Przed sądem w Gliwicach toczy się postępowanie dotyczące zaskarżenia decyzji o zmianie nazwy katowickiego placu. -Do sądu idziemy w imieniu mieszkańców. Kilkuset katowiczan głośno zaprotestowało na placu Szewczyka, ponad 7 tysięcy osób podpisało petycję. Teraz czas, aby ich stanowisko wybrzmiało również podczas rozprawy – wyjaśnia Patryk Białas ze stowarzyszenia BoMiasto. Społecznicy jako strona procesu będą mogli zabierać głos na sali sądowej, na bieżąco będą także informowani o wszystkich etapach sprawy.
-W Gdańsku się udało! Tamtejszy sąd uchylił zarządzenie zastępcze wojewody w sprawie nowych nazw. Liczymy, że podobnie postąpi sąd w Gliwicach – podkreśla Jarosław Makowski ze Stowarzyszenia BoMiasto. – Mieszkańcy Katowic pokazali, że nie zgadzają się na narzucanie nazwy siłą. Decyzja wojewody była nie tylko niesłuszna, ale w naszej ocenie sprzeczna z prawem – dodaje Makowski. W grudniu ubiegłego roku podczas nadzwyczajnej sesji zwołanej z inicjatywy radnych Platformy Obywatelskiej i RAŚ, Rada Miasta Katowice zdecydowała o zaskarżeniu do sądu zarządzenia zastępczego Wojewody Śląskiego w sprawie zmiany nazwy placu Wilhelma Szewczyka na Marii i Lecha Kaczyńskich. 31 stycznia skarga wpłynęła do Wojewódzkiego Sądu Administracyjnego w Gliwicach, jednak nie wyznaczono jeszcze terminu rozprawy.

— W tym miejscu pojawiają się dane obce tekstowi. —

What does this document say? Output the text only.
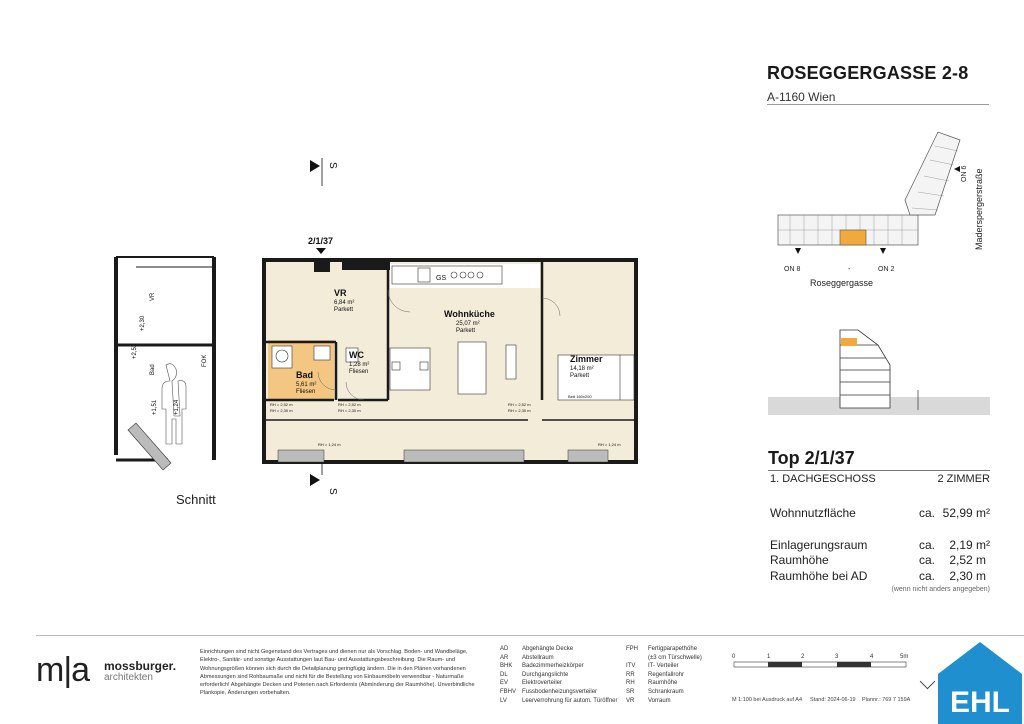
ROSEGGERGASSE 2-8
A-1160 Wien
ON 8	-	ON 2
Roseggergasse
ON 6 Maderspergerstraße
Top 2/1/37
1. DACHGESCHOSS	2 ZIMMER
Wohnnutzfläche	ca. 52,99 m²
Einlagerungsraum	ca.	2,19 m²
Raumhöhe	ca.	2,52 m
Raumhöhe bei AD	ca.	2,30 m
(wenn nicht anders angegeben)
S
S
2/1/37
VR
6,84 m²
Parkett	Wohnküche
25,07 m²
Parkett
Zimmer
14,18 m²
Parkett
Bad
5,61 m²
Fliesen
WC
1,28 m²
Fliesen
GS
RH = 2,52 m
RH = 2,30 m
RH = 2,52 m
RH = 2,30 m
RH = 2,52 m
RH = 2,30 m
RH = 1,24 m	RH = 1,24 m
Bett 160x200
VR
Bad
FOK
+2,30
+2,52
+1,51	+1,24
Schnitt
m|a mossburger.
architekten
Einrichtungen sind nicht Gegenstand des Vertrages und dienen nur als Vorschlag. Boden- und Wandbeläge, Elektro-, Sanitär- und sonstige Ausstattungen laut Bau- und Ausstattungsbeschreibung. Die Raum- und Wohnungsgrößen können sich durch die Detailplanung geringfügig ändern. Die in den Plänen vorhandenen Abmessungen sind Rohbaumaße und nicht für die Bestellung von Einbaumöbeln verwendbar - Naturmaße erforderlich! Abgehängte Decken und Poterien nach Erfordernis (Abminderung der Raumhöhe). Unverbindliche Plankopie, Änderungen vorbehalten.
AD Abgehängte Decke
AR Abstellraum
BHK Badezimmerheizkörper
DL Durchgangslichte
EV Elektroverteiler
FBHV Fussbodenheizungsverteiler
LV	Leerverrohrung für autom. Türöffner
FPH Fertigparapethöhe
(±3 cm Türschwelle)
ITV IT- Verteiler
RR Regenfallrohr
RH Raumhöhe
SR Schrankraum
VR Vorraum
0	1	2	3	4	5m
M 1:100 bei Ausdruck auf A4 Stand: 2024-06-19 Plannr.: 769 7 159A EHL
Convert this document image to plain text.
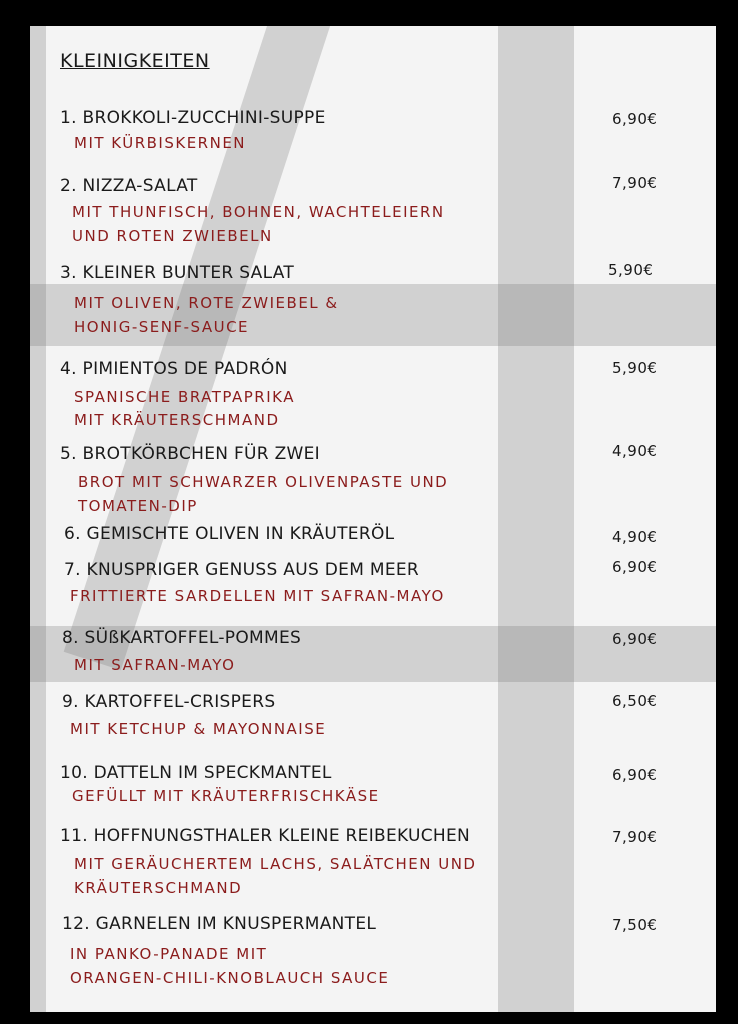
KLEINIGKEITEN
1. BROKKOLI-ZUCCHINI-SUPPE	6,90€
MIT KÜRBISKERNEN
2. NIZZA-SALAT	7,90€
MIT THUNFISCH, BOHNEN, WACHTELEIERN
UND ROTEN ZWIEBELN
3. KLEINER BUNTER SALAT	5,90€
MIT OLIVEN, ROTE ZWIEBEL &
HONIG-SENF-SAUCE
4. PIMIENTOS DE PADRÓN	5,90€
SPANISCHE BRATPAPRIKA
MIT KRÄUTERSCHMAND
5. BROTKÖRBCHEN FÜR ZWEI	4,90€
BROT MIT SCHWARZER OLIVENPASTE UND
TOMATEN-DIP
6. GEMISCHTE OLIVEN IN KRÄUTERÖL	4,90€
7. KNUSPRIGER GENUSS AUS DEM MEER	6,90€
FRITTIERTE SARDELLEN MIT SAFRAN-MAYO
8. SÜßKARTOFFEL-POMMES	6,90€
MIT SAFRAN-MAYO
9. KARTOFFEL-CRISPERS	6,50€
MIT KETCHUP & MAYONNAISE
10. DATTELN IM SPECKMANTEL	6,90€
GEFÜLLT MIT KRÄUTERFRISCHKÄSE
11. HOFFNUNGSTHALER KLEINE REIBEKUCHEN	7,90€
MIT GERÄUCHERTEM LACHS, SALÄTCHEN UND
KRÄUTERSCHMAND
12. GARNELEN IM KNUSPERMANTEL	7,50€
IN PANKO-PANADE MIT
ORANGEN-CHILI-KNOBLAUCH SAUCE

We wniosku do Wojewódzkiego Sądu Administracyjnego BoMiasto uzasadnia udział strony społecznej w rozprawie pisząc, że „cele statutowe stowarzyszenia BoMiasto obejmują szeroko rozumiane wspieranie dążenie do zagwarantowania mieszkańcom Katowic „prawa do miasta”, przyczynianie się do rozwoju społeczeństwa obywatelskiego i wspieranie rozwoju demokracji miejskiej w Katowicach”. Zgoda na udział organizacji społecznych znajduje również uzasadnienie w orzecznictwie Naczelnego Sądu Administracyjnego.
– Mieszkańcy Katowic nie akceptują narzuconej siłą nazwy. Pokazali to w grudniu podczas protestu na placu, podpisując petycję do wojewody i pokazują to nadal, tak jak właściciel kantoru, którego zdjęcie obiegło internet. Przed sądem będziemy reprezentować ich sprzeciw – podsumowuje Łukasz Borkowski z BoMiasto.
Więcej na temat planów obrońców Placu Szewczyka w Katowicach mamy dowiedzieć się podczas piątkowej (6.04) konferencji prasowej.